North Korean media yesterday hailed the youngest son of late leader Kim Jong-il as “Supreme Commander” of the powerful military, in the latest sign that the untested successor is cementing his hold on power.
“We will uphold Comrade Kim Jong-un as our supreme commander and general and we will bring the Songun [military first] revolution to a completion,” the ruling Communist Party’s Rodong Sinmun said in an editorial.
It is the first time that one of the North’s mouthpieces has used the title supreme commander — a post previously held by his father — for the new leader, already a four-star general though still in his late 20s.
“This shows that Jong-un now has a firm grip on the military and the North is heralding this to the outside world,” professor Kim Yong-hyun of Dongguk University in Seoul said.
“It also suggests that the North will continue with its Songun policy at least in the foreseeable future,” he added.
North Korea on Monday described the untested Jong-un as the “Great Successor” after announcing the death of his father on Saturday last week at age 69.
The latest acclamation is particularly significant because it came on the 20th anniversary of the declaration of Kim Jong-il as supreme commander of the military, said professor Yang Moo-jin at Seoul’s University of North Korean Studies.

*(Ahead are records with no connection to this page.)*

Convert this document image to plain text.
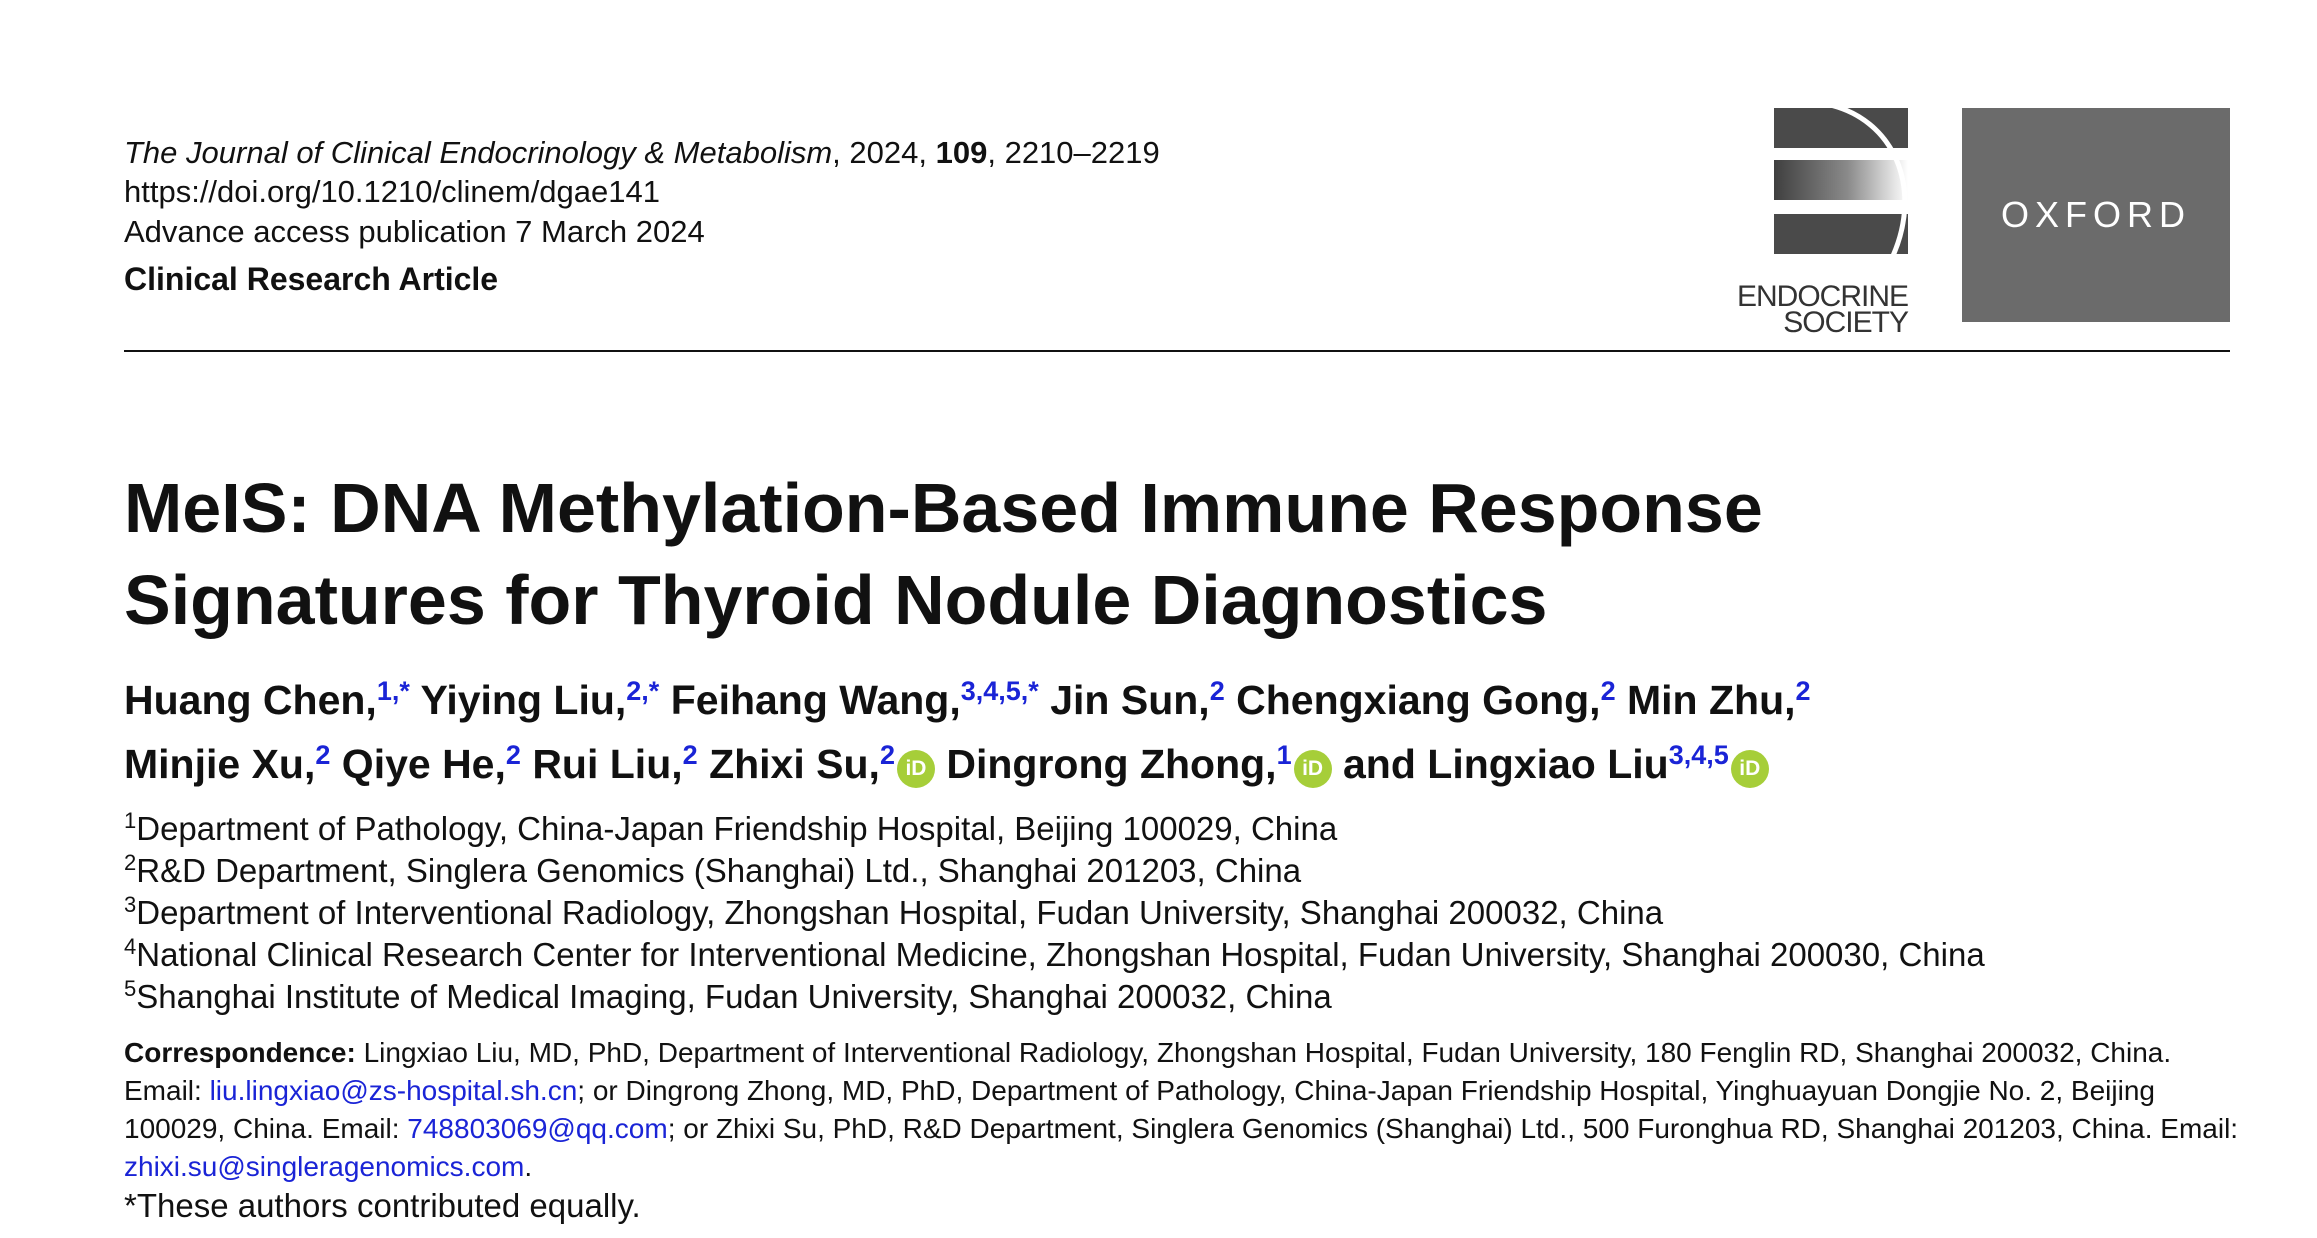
The Journal of Clinical Endocrinology & Metabolism, 2024, 109, 2210–2219
https://doi.org/10.1210/clinem/dgae141
Advance access publication 7 March 2024
Clinical Research Article	ENDOCRINE
SOCIETY
OXFORD
MeIS: DNA Methylation-Based Immune Response
Signatures for Thyroid Nodule Diagnostics
Huang Chen,$^{1,*}$ Yiying Liu,$^{2,*}$ Feihang Wang,$^{3,4,5,*}$ Jin Sun,$^2$ Chengxiang Gong,$^2$ Min Zhu,$^2$
Minjie Xu,$^2$ Qiye He,$^2$ Rui Liu,$^2$ Zhixi Su,$^2$ iD Dingrong Zhong,$^1$ iD and Lingxiao Liu$^{3,4,5}$ iD
$^1$Department of Pathology, China-Japan Friendship Hospital, Beijing 100029, China
$^2$R&D Department, Singlera Genomics (Shanghai) Ltd., Shanghai 201203, China
$^3$Department of Interventional Radiology, Zhongshan Hospital, Fudan University, Shanghai 200032, China
$^4$National Clinical Research Center for Interventional Medicine, Zhongshan Hospital, Fudan University, Shanghai 200030, China
$^5$Shanghai Institute of Medical Imaging, Fudan University, Shanghai 200032, China
Correspondence: Lingxiao Liu, MD, PhD, Department of Interventional Radiology, Zhongshan Hospital, Fudan University, 180 Fenglin RD, Shanghai 200032, China. Email: liu.lingxiao@zs-hospital.sh.cn; or Dingrong Zhong, MD, PhD, Department of Pathology, China-Japan Friendship Hospital, Yinghuayuan Dongjie No. 2, Beijing 100029, China. Email: 748803069@qq.com; or Zhixi Su, PhD, R&D Department, Singlera Genomics (Shanghai) Ltd., 500 Furonghua RD, Shanghai 201203, China. Email: zhixi.su@singleragenomics.com.
*These authors contributed equally.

“The editorial is aimed at preparing the people for Jong-un becoming the supreme commander of the military and also announcing it to the outside world,” he said.

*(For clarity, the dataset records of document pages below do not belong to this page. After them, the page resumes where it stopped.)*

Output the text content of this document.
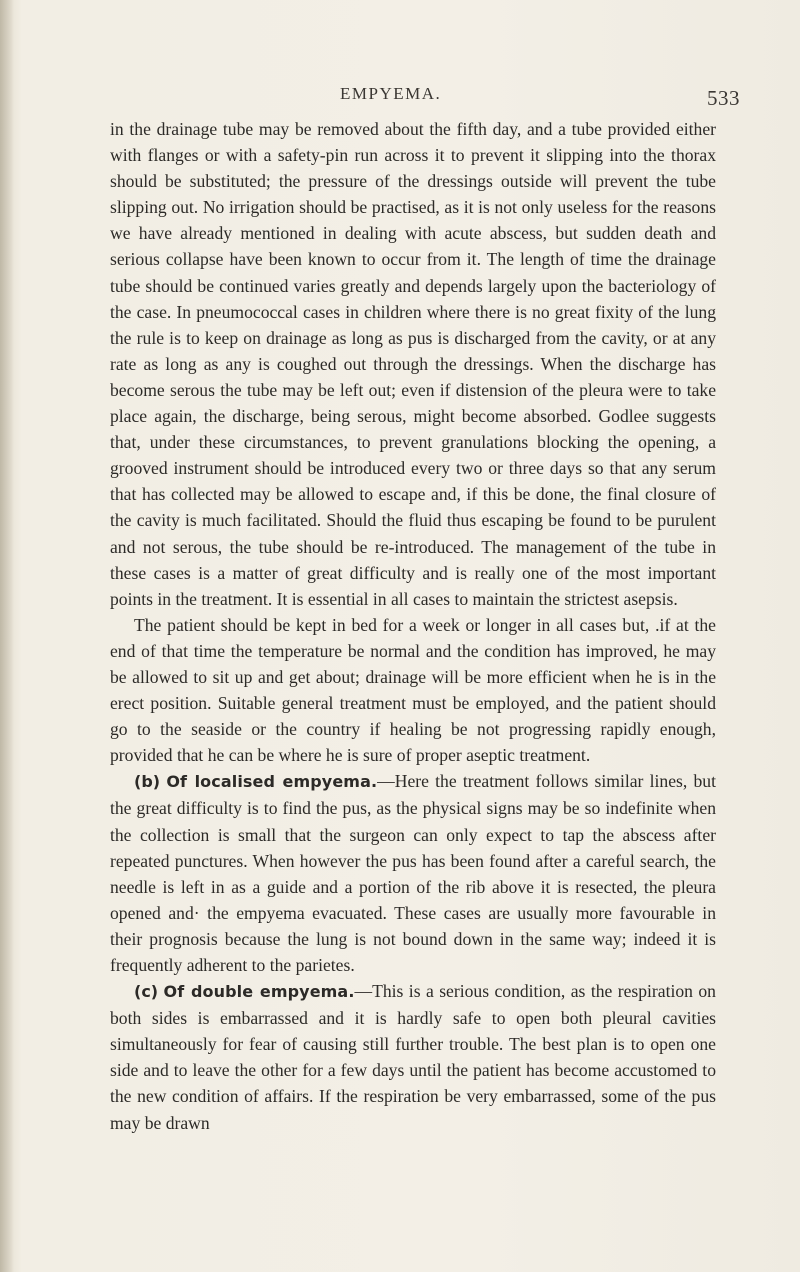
EMPYEMA.	533

in the drainage tube may be removed about the fifth day, and a tube provided either with flanges or with a safety-pin run across it to prevent it slipping into the thorax should be substituted; the pressure of the dressings outside will prevent the tube slipping out. No irrigation should be practised, as it is not only useless for the reasons we have already mentioned in dealing with acute abscess, but sudden death and serious collapse have been known to occur from it. The length of time the drainage tube should be continued varies greatly and depends largely upon the bacteriology of the case. In pneumococcal cases in children where there is no great fixity of the lung the rule is to keep on drainage as long as pus is discharged from the cavity, or at any rate as long as any is coughed out through the dressings. When the discharge has become serous the tube may be left out; even if distension of the pleura were to take place again, the discharge, being serous, might become absorbed. Godlee suggests that, under these circumstances, to prevent granulations blocking the opening, a grooved instrument should be introduced every two or three days so that any serum that has collected may be allowed to escape and, if this be done, the final closure of the cavity is much facilitated. Should the fluid thus escaping be found to be purulent and not serous, the tube should be re-introduced. The management of the tube in these cases is a matter of great difficulty and is really one of the most important points in the treatment. It is essential in all cases to maintain the strictest asepsis.

The patient should be kept in bed for a week or longer in all cases but, .if at the end of that time the temperature be normal and the condition has improved, he may be allowed to sit up and get about; drainage will be more efficient when he is in the erect position. Suitable general treatment must be employed, and the patient should go to the seaside or the country if healing be not progressing rapidly enough, provided that he can be where he is sure of proper aseptic treatment.

(b) Of localised empyema.—Here the treatment follows similar lines, but the great difficulty is to find the pus, as the physical signs may be so indefinite when the collection is small that the surgeon can only expect to tap the abscess after repeated punctures. When however the pus has been found after a careful search, the needle is left in as a guide and a portion of the rib above it is resected, the pleura opened and· the empyema evacuated. These cases are usually more favourable in their prognosis because the lung is not bound down in the same way; indeed it is frequently adherent to the parietes.

(c) Of double empyema.—This is a serious condition, as the respiration on both sides is embarrassed and it is hardly safe to open both pleural cavities simultaneously for fear of causing still further trouble. The best plan is to open one side and to leave the other for a few days until the patient has become accustomed to the new condition of affairs. If the respiration be very embarrassed, some of the pus may be drawn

“Legal and official steps will follow sooner or later for his takeover from his deceased father as the supreme commander of the military,” he added.
The latest dynastic ruler remains a figure of mystery to the outside world, which is seeking clues to future policy in the nuclear-armed nation.

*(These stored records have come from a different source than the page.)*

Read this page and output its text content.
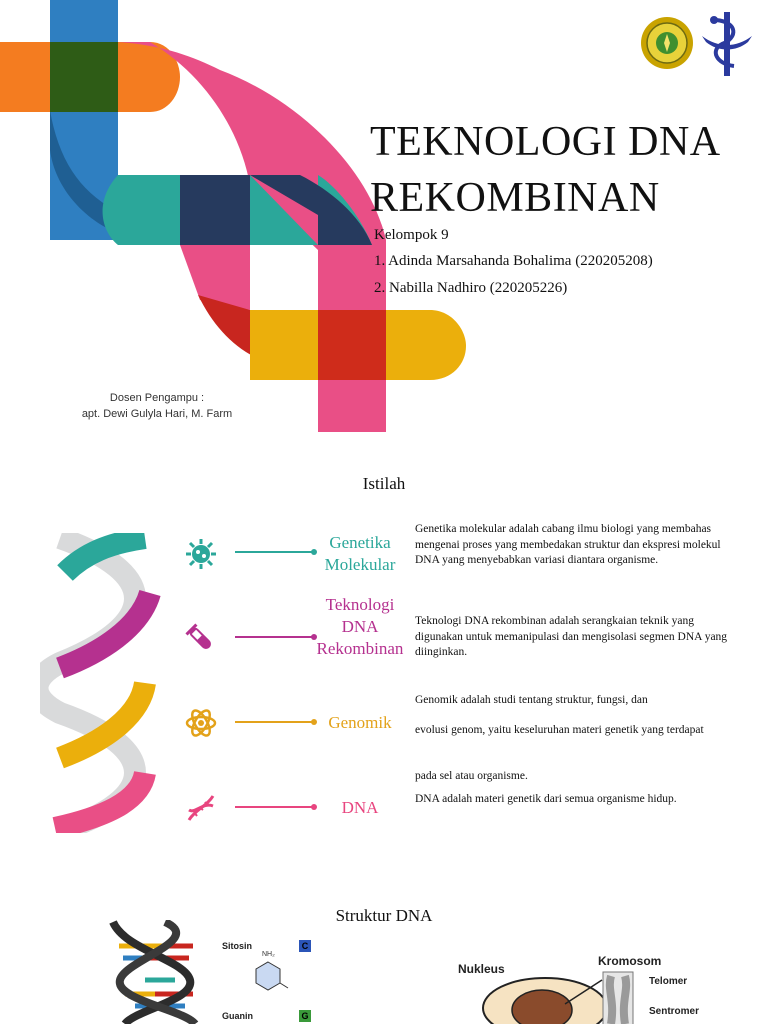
TEKNOLOGI DNA
REKOMBINAN
Kelompok 9
1. Adinda Marsahanda Bohalima (220205208)
2. Nabilla Nadhiro (220205226)
Dosen Pengampu :
apt. Dewi Gulyla Hari, M. Farm
Istilah
Genetika Molekular
Genetika molekular adalah cabang ilmu biologi yang membahas mengenai proses yang membedakan struktur dan ekspresi molekul DNA yang menyebabkan variasi diantara organisme.
Teknologi DNA Rekombinan
Teknologi DNA rekombinan adalah serangkaian teknik yang digunakan untuk memanipulasi dan mengisolasi segmen DNA yang diinginkan.
Genomik
Genomik adalah studi tentang struktur, fungsi, dan
evolusi genom, yaitu keseluruhan materi genetik yang terdapat
pada sel atau organisme.
DNA	DNA adalah materi genetik dari semua organisme hidup.
Struktur DNA
Sitosin	C
NH₂
Guanin	G
Nukleus
Kromosom
Telomer
Sentromer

Analysts expect little political upheaval following the death — at least for now — since regime members have an interest in preserving the status quo.
The son was appointed to senior military and party posts in September last year, paving the way for a third-generation hereditary succession after the late Kim succeeded his own father, Kim Il-sung, in the 1990s.
The country’s regular armed forces total 1.19 million and the regime has a policy prioritizing the military’s needs over those of civilians.
Kim Jong-un issued his first military order just before his father’s death was announced on Monday in what was seen as an indication that he already controls the armed forces, South Korean media reported on Wednesday.
In its editorial, the Rodong Sinmun urged Jong-un to “heed the call from the people to you as the supreme commander and lead Kim Il-sung’s Korea to an eternal victory.”